Dernière mise à jour : 16 déc. 2023

La dernière livraison de la revue Silence[1] affiche un définitif « Rien pour nous sans nous ! » pour décrire les multiples expériences de gestion des innovations sociales par les bénéficiaires eux-mêmes dans différents pays. Bien entendu, les pays nordiques sont les plus cités ! Revenant sur l’année 2016, j’ai envie de m’attarder sur ce que j’ai découvert et appris durant cette année en arpentant les associations, les établissements, les équipes durant de nombreuses interventions ou visites. J’y ai surtout, rencontré de nombreux usagers. J’y ai rencontré ce que j’ai vu aussi sur Internet : les personnes vulnérables ne veulent plus d’une aide pensée par d’autres, elles veulent contribuer à définir le service qui leur est rendu, elles veulent co-construire leur accompagnement.

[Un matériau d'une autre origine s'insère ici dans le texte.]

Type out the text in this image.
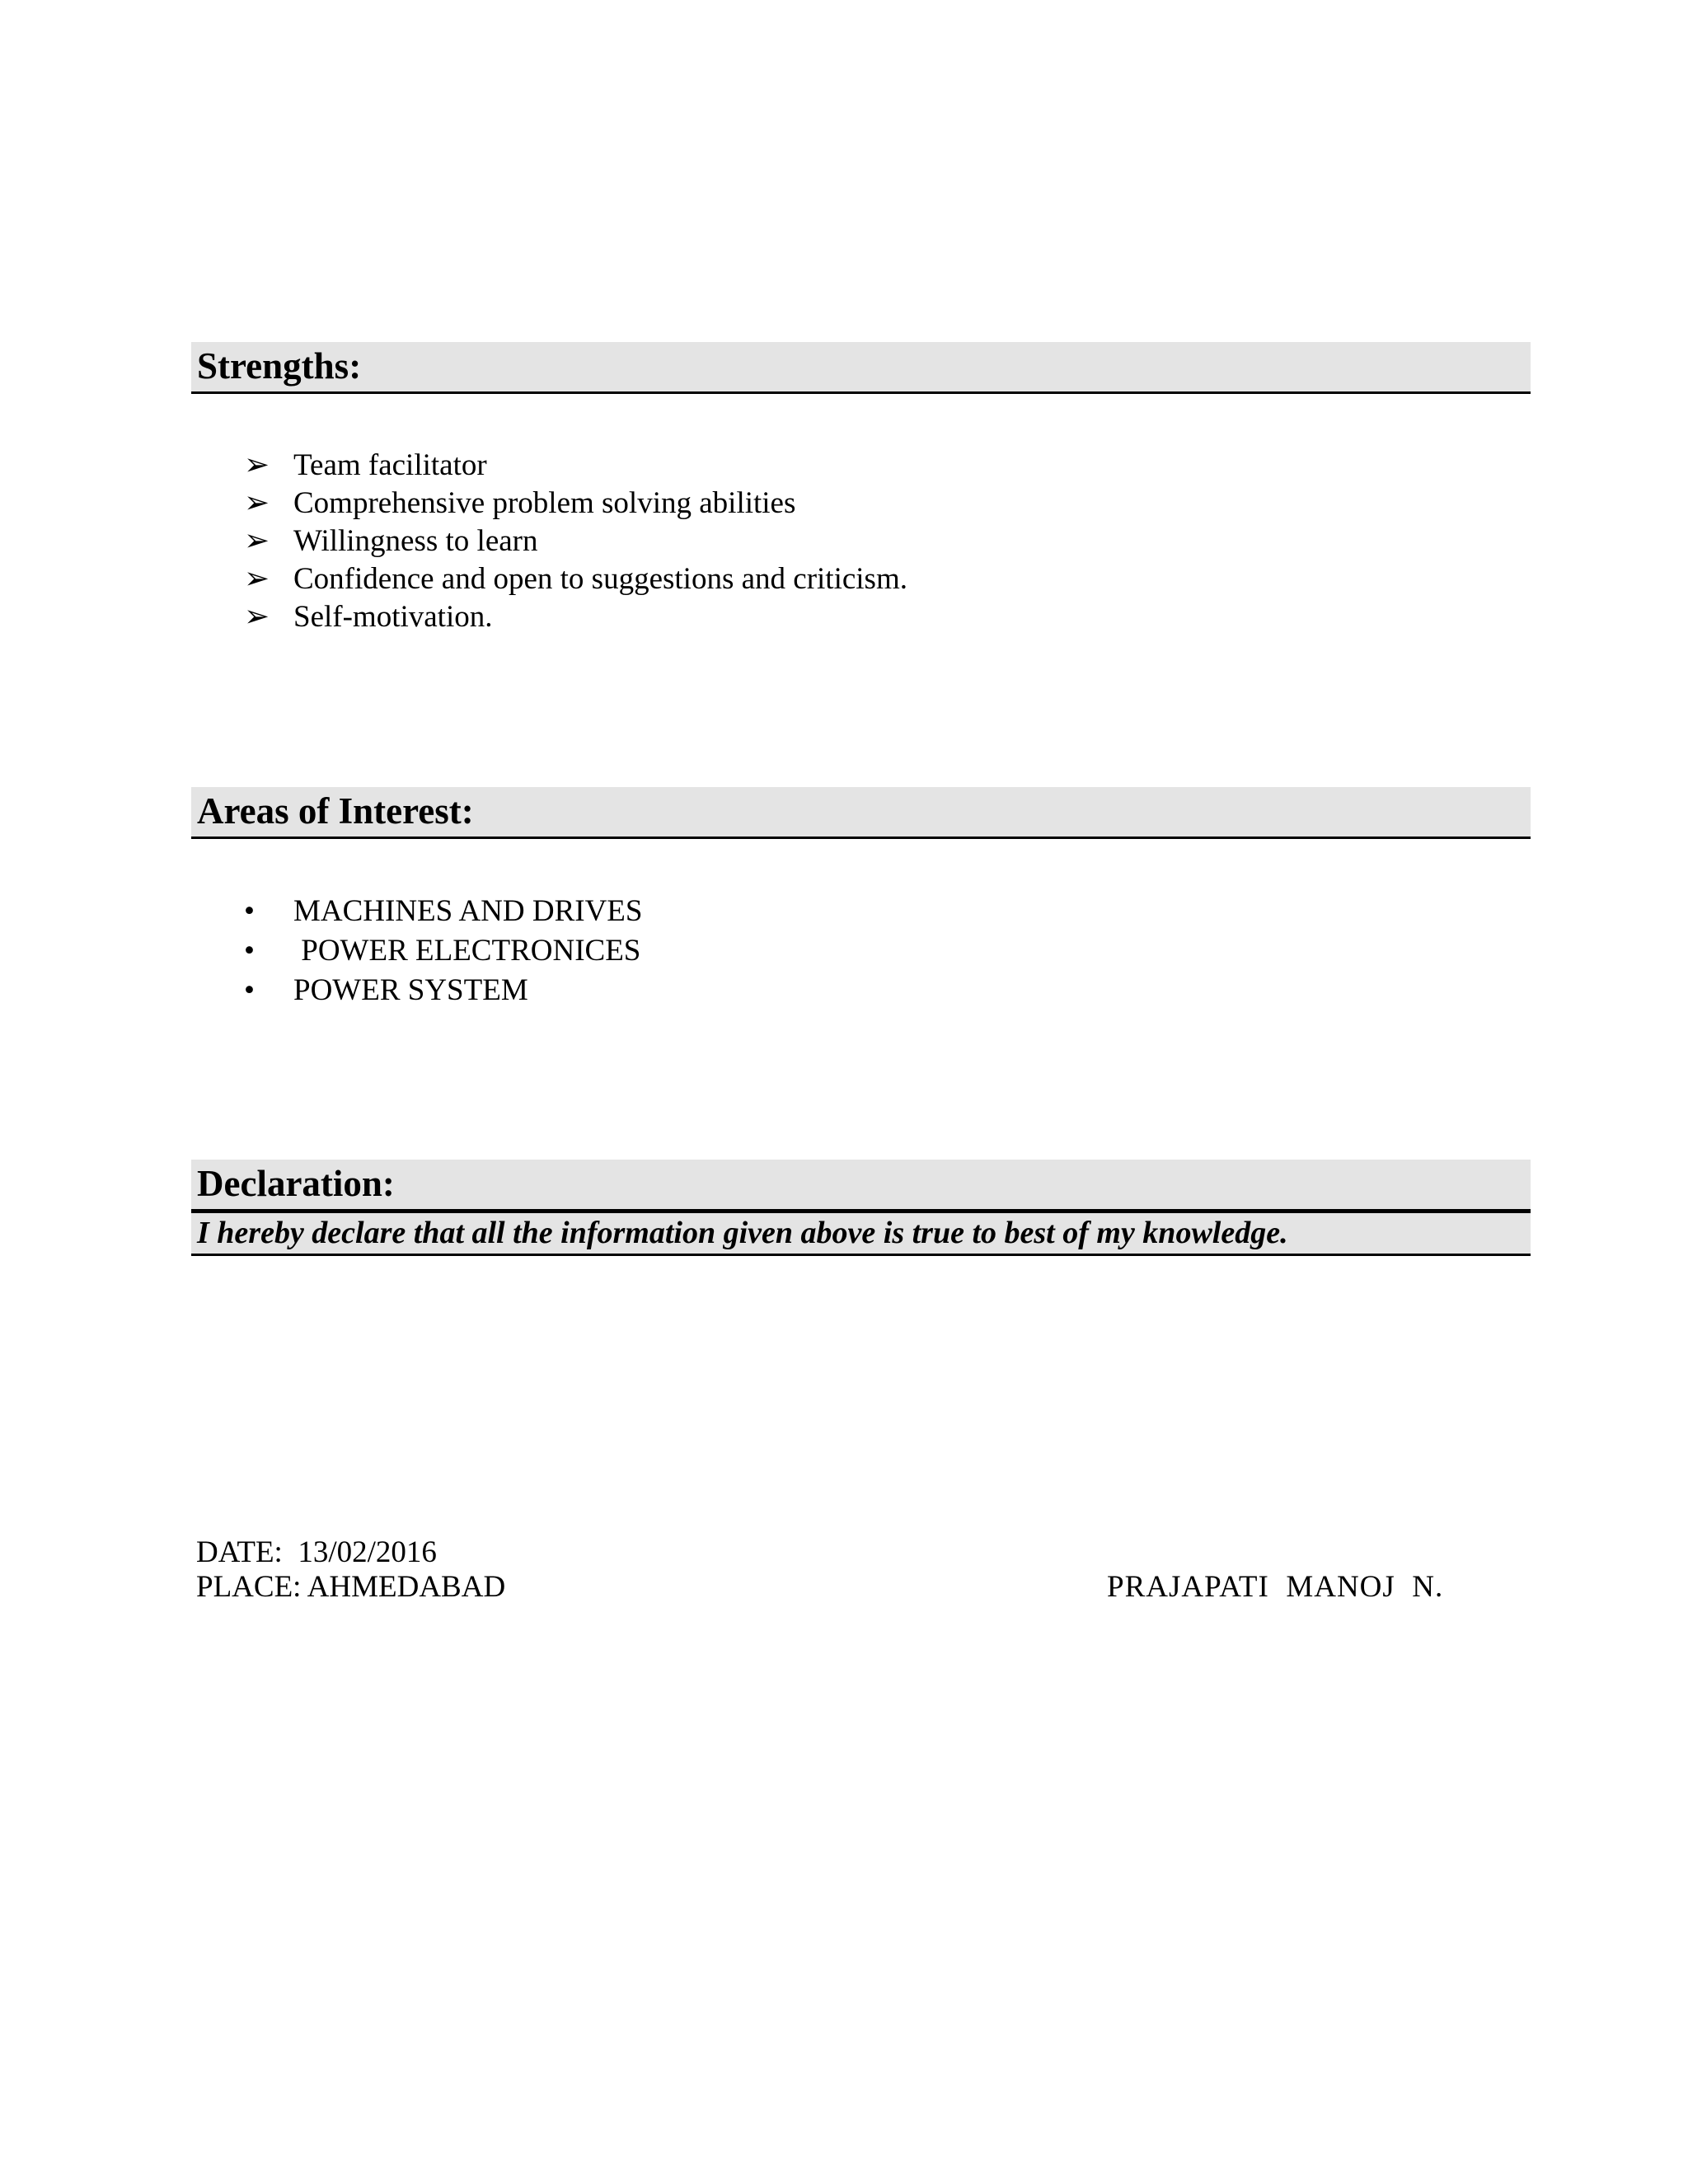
Strengths:
➢ Team facilitator
➢ Comprehensive problem solving abilities
➢ Willingness to learn
➢ Confidence and open to suggestions and criticism.
➢ Self-motivation.
Areas of Interest:
•	MACHINES AND DRIVES
•	POWER ELECTRONICES
•	POWER SYSTEM
Declaration:
I hereby declare that all the information given above is true to best of my knowledge.
DATE:  13/02/2016
PLACE: AHMEDABAD	PRAJAPATI  MANOJ  N.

Ce que beaucoup appellent l’auto-détermination ou encore la « pair-émulation » n’est autre que la quête quotidienne, par tous les moyens disponibles, du sens et de la maîtrise de sa vie, quelles qu’en soient les blessures. Les familles qui échangent leurs savoirs concernant leur enfant polyhandicapé ou atteint d’une pathologie rare, celles qui dépassent aujourd’hui en connaissances les professionnels de l’autisme, ont toutes en commun une volonté d’entraide qu’elles souhaitent voir reconnue et soutenue. De multiples expériences de forums d’usagers montrent le formidable potentiel de compétences qui ne demandent qu’à s’exprimer.

Cette aspiration, ce mouvement discret et déterminé, m’ont convaincu que les principaux changements qui vont atteindre le secteur médico-social ne sont pas encore advenus dans nos associations, nos établissements : un changement radical de nos postures, et, partant, de la conception elle-même des processus d’innovation doit se produire, parce qu’il est attendu avec impatience par les bénéficiaires.

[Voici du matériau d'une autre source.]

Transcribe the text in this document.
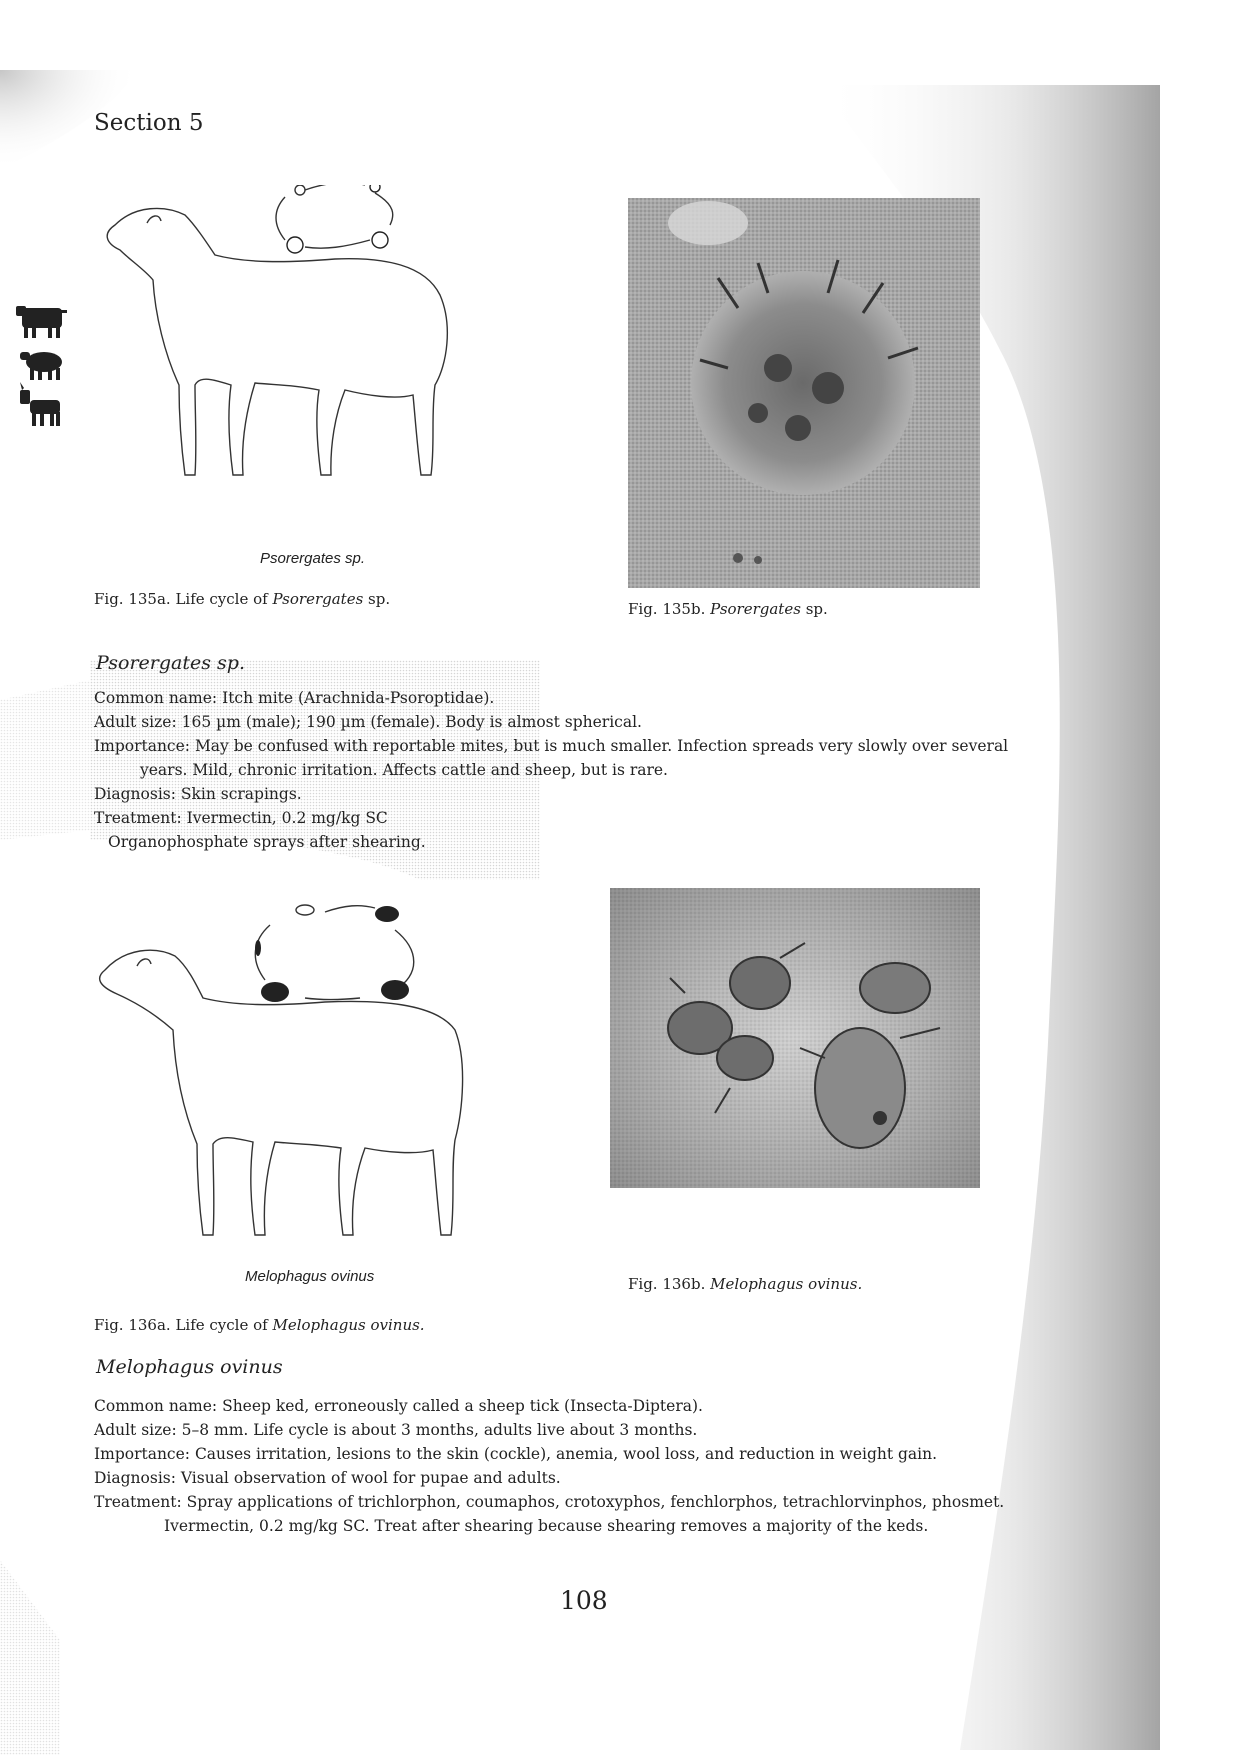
Section 5
Psorergates sp.
Fig. 135a. Life cycle of Psorergates sp.
Fig. 135b. Psorergates sp.
Psorergates sp.
Common name: Itch mite (Arachnida-Psoroptidae).
Adult size: 165 µm (male); 190 µm (female). Body is almost spherical.
Importance: May be confused with reportable mites, but is much smaller. Infection spreads very slowly over several
years. Mild, chronic irritation. Affects cattle and sheep, but is rare.
Diagnosis: Skin scrapings.
Treatment: Ivermectin, 0.2 mg/kg SC
Organophosphate sprays after shearing.
Melophagus ovinus
Fig. 136a. Life cycle of Melophagus ovinus.
Fig. 136b. Melophagus ovinus.
Melophagus ovinus
Common name: Sheep ked, erroneously called a sheep tick (Insecta-Diptera).
Adult size: 5–8 mm. Life cycle is about 3 months, adults live about 3 months.
Importance: Causes irritation, lesions to the skin (cockle), anemia, wool loss, and reduction in weight gain.
Diagnosis: Visual observation of wool for pupae and adults.
Treatment: Spray applications of trichlorphon, coumaphos, crotoxyphos, fenchlorphos, tetrachlorvinphos, phosmet.
Ivermectin, 0.2 mg/kg SC. Treat after shearing because shearing removes a majority of the keds.
108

Un chercheur et enseignant en management très connu aux États-Unis, Eric von HIPPEL[2] estime que nous sommes au milieu du plus grand changement de paradigme dans le management depuis des décennies, en passant d’une innovation centrée sur les producteurs à une innovation centrée sur les utilisateurs. Pour lui, la théorie de Schumpeter[3] n’est plus vraie lorsqu’il indiquait que « ce sont les producteurs qui initient le changement économique et, si nécessaire, éduquent les consommateurs qui les suivent ». Dans cette théorie, seuls les producteurs avaient les possibilités (notamment économiques) pour innover. Ce sont eux qui identifiaient les besoins des consommateurs et développaient les produits adéquats. Les recherches actuelles d’Eric von HIPPEL montrent que c’est loin d’être encore le cas aujourd’hui. Pour lui, ce ne sont pas tant les producteurs qui innovent, que les Leads users, les « utilisateurs pilotes ».

Pour illustrer ces utilisateurs pilotes, ces personnes qui développent une solution pour répondre à un besoin spécifique, quotidien, Eric von HIPPEL utilise souvent l’exemple de l’inventeur du coeur et du poumon artificiels le Docteur GIBBON. Après avoir imaginé le procédé en 1931, le docteur Gibbon produit un premier prototype en 1935. Il faudra pourtant attendre 1953 pour qu’il l’utilise sur l’homme. Pourtant, il a très tôt démarché des industriels pour qu’ils l’aident à développer sa machine. Sans succès. Pour eux, il n’y avait pas de marché pour cette machine.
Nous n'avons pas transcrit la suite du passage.